The Add-VMNetworkAdapterExtendedACL cmdlet creates Port ACL or firewall rules. The big advantage of using PowerShell is that you can automate easily (see Service Management Automation or SMA) or you can speed up deployment via a script.
The rule is created as “inbound”. This means that the rule is applied to traffic coming into the named virtual machine. The action is “Deny” which blocks traffic. A weight is assigned to the rule; 1 being the lowest weight. This will be a default rule for the virtual machine. In other words, the “block all inbound traffic” is the default rule but we might create other rules with higher weights that allow selected traffic into the virtual machine.
This rule does not block any outbound traffic from the virtual machine. We can do that by using the “Outbound” option in another rule.

Combining Rules

You can add a number of rules with different weights to a virtual machine.

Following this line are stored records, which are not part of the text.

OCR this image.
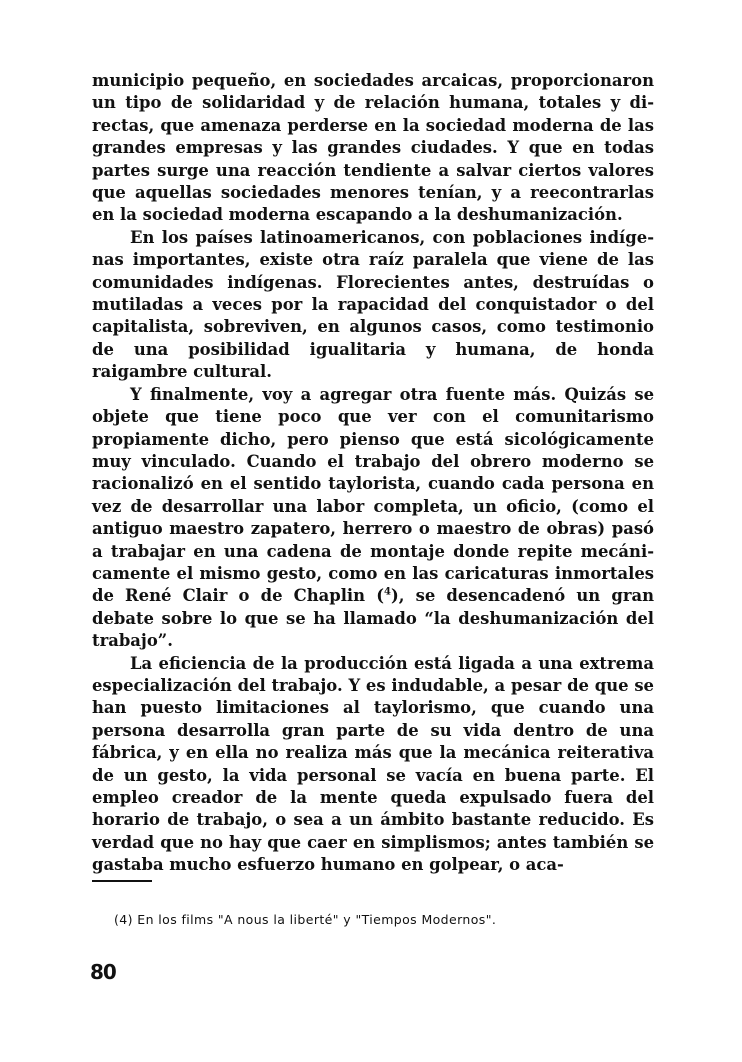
municipio pequeño, en sociedades arcaicas, proporcionaron un tipo de solidaridad y de relación humana, totales y directas, que amenaza perderse en la sociedad moderna de las grandes empresas y las grandes ciudades. Y que en todas partes surge una reacción tendiente a salvar ciertos valores que aquellas sociedades menores tenían, y a reecontrarlas en la sociedad moderna escapando a la deshumanización.

En los países latinoamericanos, con poblaciones indígenas importantes, existe otra raíz paralela que viene de las comunidades indígenas. Florecientes antes, destruídas o mutiladas a veces por la rapacidad del conquistador o del capitalista, sobreviven, en algunos casos, como testimonio de una posibilidad igualitaria y humana, de honda raigambre cultural.

Y finalmente, voy a agregar otra fuente más. Quizás se objete que tiene poco que ver con el comunitarismo propiamente dicho, pero pienso que está sicológicamente muy vinculado. Cuando el trabajo del obrero moderno se racionalizó en el sentido taylorista, cuando cada persona en vez de desarrollar una labor completa, un oficio, (como el antiguo maestro zapatero, herrero o maestro de obras) pasó a trabajar en una cadena de montaje donde repite mecánicamente el mismo gesto, como en las caricaturas inmortales de René Clair o de Chaplin ($^4$), se desencadenó un gran debate sobre lo que se ha llamado “la deshumanización del trabajo”.

La eficiencia de la producción está ligada a una extrema especialización del trabajo. Y es indudable, a pesar de que se han puesto limitaciones al taylorismo, que cuando una persona desarrolla gran parte de su vida dentro de una fábrica, y en ella no realiza más que la mecánica reiterativa de un gesto, la vida personal se vacía en buena parte. El empleo creador de la mente queda expulsado fuera del horario de trabajo, o sea a un ámbito bastante reducido. Es verdad que no hay que caer en simplismos; antes también se gastaba mucho esfuerzo humano en golpear, o aca-

(4) En los films "A nous la liberté" y "Tiempos Modernos".
80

In this example we will block all inbound traffic except for TCP traffic that comes in to port 80. This was not possible with WS2012 Port ACLs but WS2012 R2 allows us to define a specific port.

​ Add-VMNetworkAdapterExtendedAcl –VMName “VM01” –Action “Deny” –Direction “Inbound” –Weight 1
​ Add-VMNetworkAdapterExtendedAcl –VMName “VM01” –Action “Allow” –Direction “Inbound” –LocalPort 80 –Protocol “TCP” –Weight 10

The first rule blocks all traffic by default. A higher weight rule (good practice is to increment by 10 to allow other rules to be inserted in-between) is created to allow inbound traffic on the local port (on the virtual machine) of 80 via the TCP protocol. In other words, this machine is only available to the network as a web server.

Stateful Inspection

Rules that blindly block traffic can be useful but network administrators prefer stateful inspection. This allows for a response to an allowed request.
Imagine you have a scheduling server that orchestrates jobs on several other computers using SSL communications to agents on those machines and retrieves results within a certain time. You want to block all traffic to and from this server, but you need to allow it to connect to other servers on TCP 443 and allow a response within a certain timeout window. This is an example of Stateful inspection.

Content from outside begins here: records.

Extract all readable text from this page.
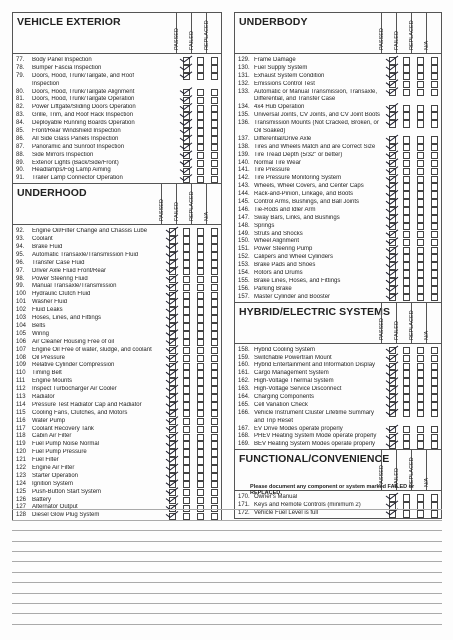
VEHICLE EXTERIOR
PASSED FAILED REPLACED
77.	Body Panel Inspection
78.	Bumper Fascia Inspection
79.	Doors, Hood, Trunk/Tailgate, and Roof
Inspection
80.	Doors, Hood, Trunk/Tailgate Alignment
81.	Doors, Hood, Trunk/Tailgate Operation
82.	Power Liftgate/Sliding Doors Operation
83.	Grille, Trim, and Roof Rack Inspection
84.	Deployable Running Boards Operation
85.	Front/Rear Windshield Inspection
86.	All Side Glass Panels Inspection
87.	Panoramic and Sunroof Inspection
88.	Side Mirrors Inspection
89.	Exterior Lights (Back/Side/Front)
90.	Headlamps/Fog Lamp Aiming
91.	Trailer Lamp Connector Operation
UNDERHOOD
PASSED FAILED REPLACED N/A
92.	Engine Oil/Filter Change and Chassis Lube
93.	Coolant
94.	Brake Fluid
95.	Automatic Transaxle/Transmission Fluid
96.	Transfer Case Fluid
97.	Driver Axle Fluid Front/Rear
98.	Power Steering Fluid
99.	Manual Transaxle/Transmission
100 Hydraulic Clutch Fluid
101 Washer Fluid
102 Fluid Leaks
103 Hoses, Lines, and Fittings
104 Belts
105 Wiring
106 Air Cleaner Housing Free of oil
107 Engine Oil Free of water, sludge, and coolant
108 Oil Pressure
109 Relative Cylinder Compression
110	Timing Belt
111	Engine Mounts
112	Inspect Turbocharger Air Cooler
113	Radiator
114	Pressure Test Radiator Cap and Radiator
115	Cooling Fans, Clutches, and Motors
116	Water Pump
117	Coolant Recovery Tank
118	Cabin Air Filter
119	Fuel Pump Noise Normal
120 Fuel Pump Pressure
121 Fuel Filter
122 Engine Air Filter
123 Starter Operation
124 Ignition System
125 Push-Button Start System
126 Battery
127 Alternator Output
128 Diesel Glow Plug System
UNDERBODY
PASSED FAILED REPLACED N/A
129. Frame Damage
130. Fuel Supply System
131. Exhaust System Condition
132. Emissions Control Test
133. Automatic or Manual Transmission, Transaxle,
Differential, and Transfer Case
134. 4x4 Hub Operation
135. Universal Joints, CV Joints, and CV Joint Boots
136. Transmission Mounts (Not Cracked, Broken, or
Oil Soaked)
137. Differential/Drive Axle
138. Tires and Wheels Match and are Correct Size
139. Tire Tread Depth (5/32" or better)
140. Normal Tire Wear
141. Tire Pressure
142. Tire Pressure Monitoring System
143. Wheels, Wheel Covers, and Center Caps
144. Rack-and-Pinion, Linkage, and Boots
145. Control Arms, Bushings, and Ball Joints
146. Tie-Rods and Idler Arm
147. Sway Bars, Links, and Bushings
148. Springs
149. Struts and Shocks
150. Wheel Alignment
151. Power Steering Pump
152. Calipers and Wheel Cylinders
153. Brake Pads and Shoes
154. Rotors and Drums
155. Brake Lines, Hoses, and Fittings
156. Parking Brake
157. Master Cylinder and Booster
HYBRID/ELECTRIC SYSTEMS
PASSED FAILED REPLACED N/A
158. Hybrid Cooling System
159. Switchable Powertrain Mount
160. Hybrid Entertainment and Information Display
161. Cargo Management System
162. High-Voltage Thermal System
163. High-Voltage Service Disconnect
164. Charging Components
165. Cell Variation Check
166. Vehicle Instrument Cluster Lifetime Summary
and Trip Reset
167. EV Drive Modes operate properly
168. PHEV Heating System Mode operate properly
169. BEV Heating System Modes operate properly
FUNCTIONAL/CONVENIENCE
PASSED FAILED REPLACED N/A
170. Owner's Manual
171. Keys and Remote Controls (minimum 2)
172. Vehicle Fuel Level is full
Please document any component or system marked FAILED or REPLACED.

​ Add-VMNetworkAdapterExtendedAcl –VMName “VM01” –Action “Deny” –Direction “Inbound” –Weight 1
​ Add-VMNetworkAdapterExtendedAcl –VMName “VM01” –Action “Deny” –Direction “Outbound” –Weight 1
​ Add-VMNetworkAdapterExtendedAcl –VMName “VM01” –Action “Allow” –Direction “Outbound” 443 “TCP” –Weight 10 –Stateful –Timeout 120

The first rule blocks all inbound traffic to the virtual machine. The second rule blocks all outbound traffic from the virtual machine. A third rule allows the virtual machine to talk to other computers via SSL (TCP 443) by overruling the second rule for this specific kind of traffic. Note that the –Stateful flag is added. This will allow a response within the timeout of 120 seconds.